A radioactive nucleus $A$ with a half-life $T$, decays into a nucleus $B$. At $t = 0$, there is no nucleus $B$. At sometime t, the ratio of the number of $B$ to that of $A$ is $0.3$. Then, $t$ is given by :

• A. $t = \frac{T}{2} \frac{\log \, 2}{\log \, (1.3)}$
• B. $t = T \frac{\log \, (1.3)}{\log \, 2}$
• C. $t = T \, \log (1.3)$
• D. $t = \frac{T }{\log \, (1.3)}$

Answer 1

The Correct Option is B

To solve this problem, we need to determine the time $t$ at which the ratio of the number of nuclei $B$ to nuclei $A$ is $0.3$, given that the half-life of $A$ is $T$. We will use the concept of radioactive decay, where nuclei $A$ decay into $B$.

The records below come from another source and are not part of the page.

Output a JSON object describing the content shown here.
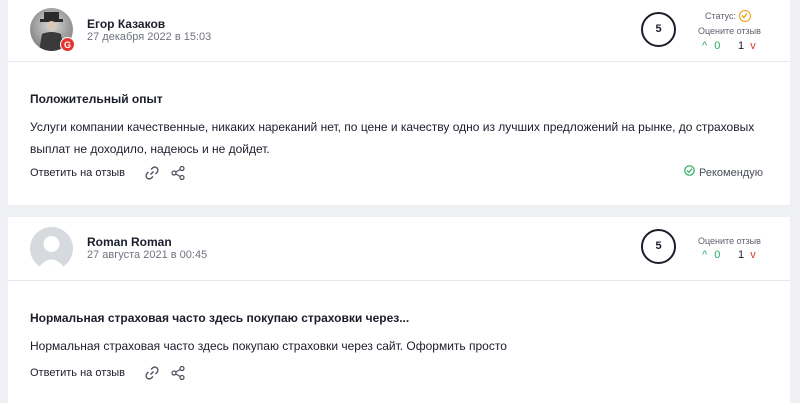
{
  "reviews": [
    {
      "author": "Егор Казаков",
      "date": "27 декабря 2022 в 15:03",
      "badge": "G",
      "score": "5",
      "status_label": "Статус:",
      "rate_label": "Оцените отзыв",
      "likes": "0",
      "dislikes": "1",
      "title": "Положительный опыт",
      "text": "Услуги компании качественные, никаких нареканий нет, по цене и качеству одно из лучших предложений на рынке, до страховых выплат не доходило, надеюсь и не дойдет.",
      "reply_label": "Ответить на отзыв",
      "recommend_label": "Рекомендую"
    },
    {
      "author": "Roman Roman",
      "date": "27 августа 2021 в 00:45",
      "score": "5",
      "rate_label": "Оцените отзыв",
      "likes": "0",
      "dislikes": "1",
      "title": "Нормальная страховая часто здесь покупаю страховки через...",
      "text": "Нормальная страховая часто здесь покупаю страховки через сайт. Оформить просто",
      "reply_label": "Ответить на отзыв"
    }
  ],
  "colors": {
    "accent_green": "#27ae60",
    "accent_red": "#e3342f",
    "status_orange": "#f39c12"
  },
  "icons": [
    "link-icon",
    "share-icon",
    "arrow-up-icon",
    "arrow-down-icon",
    "check-circle-icon",
    "google-badge-icon"
  ]
}
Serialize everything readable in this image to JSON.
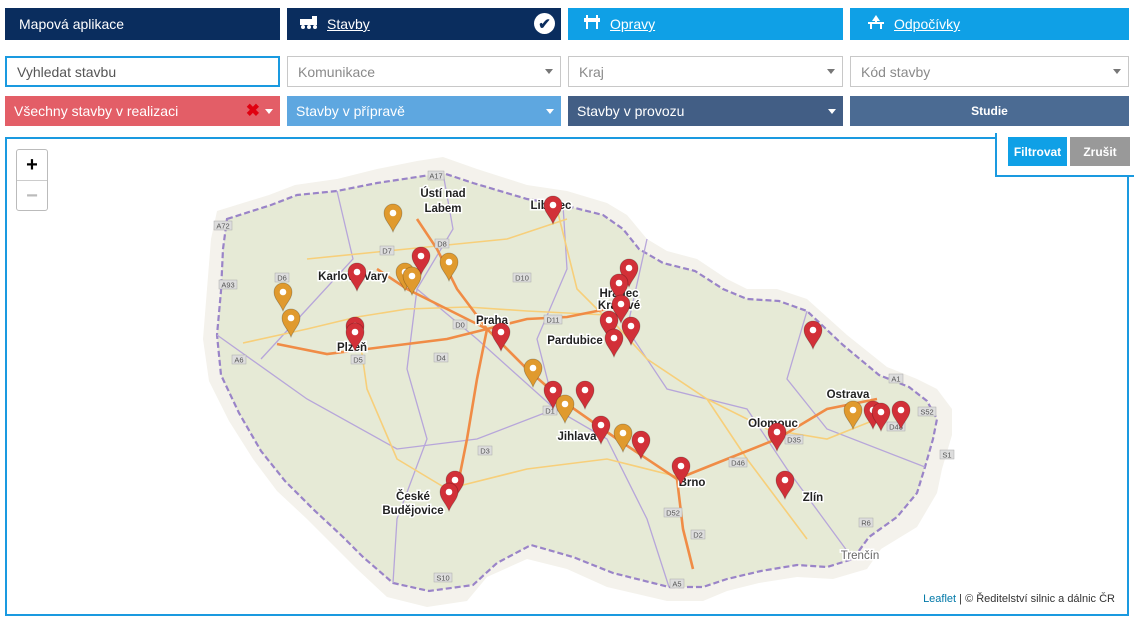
{
  "tabs": {
    "app": "Mapová aplikace",
    "stavby": "Stavby",
    "opravy": "Opravy",
    "odpocivky": "Odpočívky"
  },
  "fields": {
    "search_placeholder": "Vyhledat stavbu",
    "komunikace": "Komunikace",
    "kraj": "Kraj",
    "kod": "Kód stavby"
  },
  "filters": {
    "realizace": "Všechny stavby v realizaci",
    "priprava": "Stavby v přípravě",
    "provoz": "Stavby v provozu",
    "studie": "Studie"
  },
  "buttons": {
    "filtrovat": "Filtrovat",
    "zrusit": "Zrušit"
  },
  "zoom": {
    "in": "+",
    "out": "−"
  },
  "attribution": {
    "leaflet": "Leaflet",
    "text": " | © Ředitelství silnic a dálnic ČR"
  },
  "colors": {
    "navy": "#0a2d5e",
    "sky": "#0fa0e6",
    "red_marker": "#d23038",
    "orange_marker": "#e09a2e"
  },
  "map": {
    "cities": [
      "Ústí nad",
      "Labem",
      "Liberec",
      "Karlovy Vary",
      "Hradec",
      "Králové",
      "Praha",
      "Pardubice",
      "Plzeň",
      "Jihlava",
      "Olomouc",
      "Ostrava",
      "Brno",
      "Zlín",
      "České",
      "Budějovice",
      "Trenčín"
    ],
    "roads": [
      "A17",
      "A72",
      "A93",
      "A6",
      "D8",
      "D7",
      "D6",
      "D10",
      "D11",
      "D0",
      "D5",
      "D4",
      "D3",
      "D1",
      "D2",
      "D52",
      "D35",
      "D46",
      "D48",
      "S52",
      "S1",
      "A1",
      "R6",
      "S10",
      "A5"
    ]
  }
}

Radioactive decay follows the equation:

N_A(t) = N_A(0) e^{-\lambda t}

where N_A(t) is the number of nuclei $A$ remaining at time $t$, N_A(0) is the initial number of $A$ nuclei, and \lambda is the decay constant.

The decay constant \lambda is related to the half-life T by:

\lambda = \frac{\log(2)}{T}

The number of nuclei $B$ at time $t$ is the number of $A$ nuclei that have decayed. Therefore:

N_B(t) = N_A(0) - N_A(t)

N_B(t) = N_A(0) - N_A(0) e^{-\lambda t} = N_A(0)(1 - e^{-\lambda t})

We are given that the ratio \frac{N_B(t)}{N_A(t)} = 0.3. Plugging in the expressions, we get:

\frac{N_A(0)(1 - e^{-\lambda t})}{N_A(0)e^{-\lambda t}} = 0.3

\frac{1 - e^{-\lambda t}}{e^{-\lambda t}} = 0.3

1 - e^{-\lambda t} = 0.3 e^{-\lambda t}

e^{-\lambda t} = \frac{1}{1.3}

Taking the natural logarithm on both sides, we have:

-\lambda t = \log\left(\frac{1}{1.3}\right) = -\log(1.3)

\lambda t = \log(1.3)

Substitute the expression for \lambda:

\frac{\log(2)}{T} t = \log(1.3)

Solving for t:

t = T \frac{\log (1.3)}{\log (2)}

Therefore, the correct answer is:

t = T \frac{\log \, (1.3)}{\log \, 2}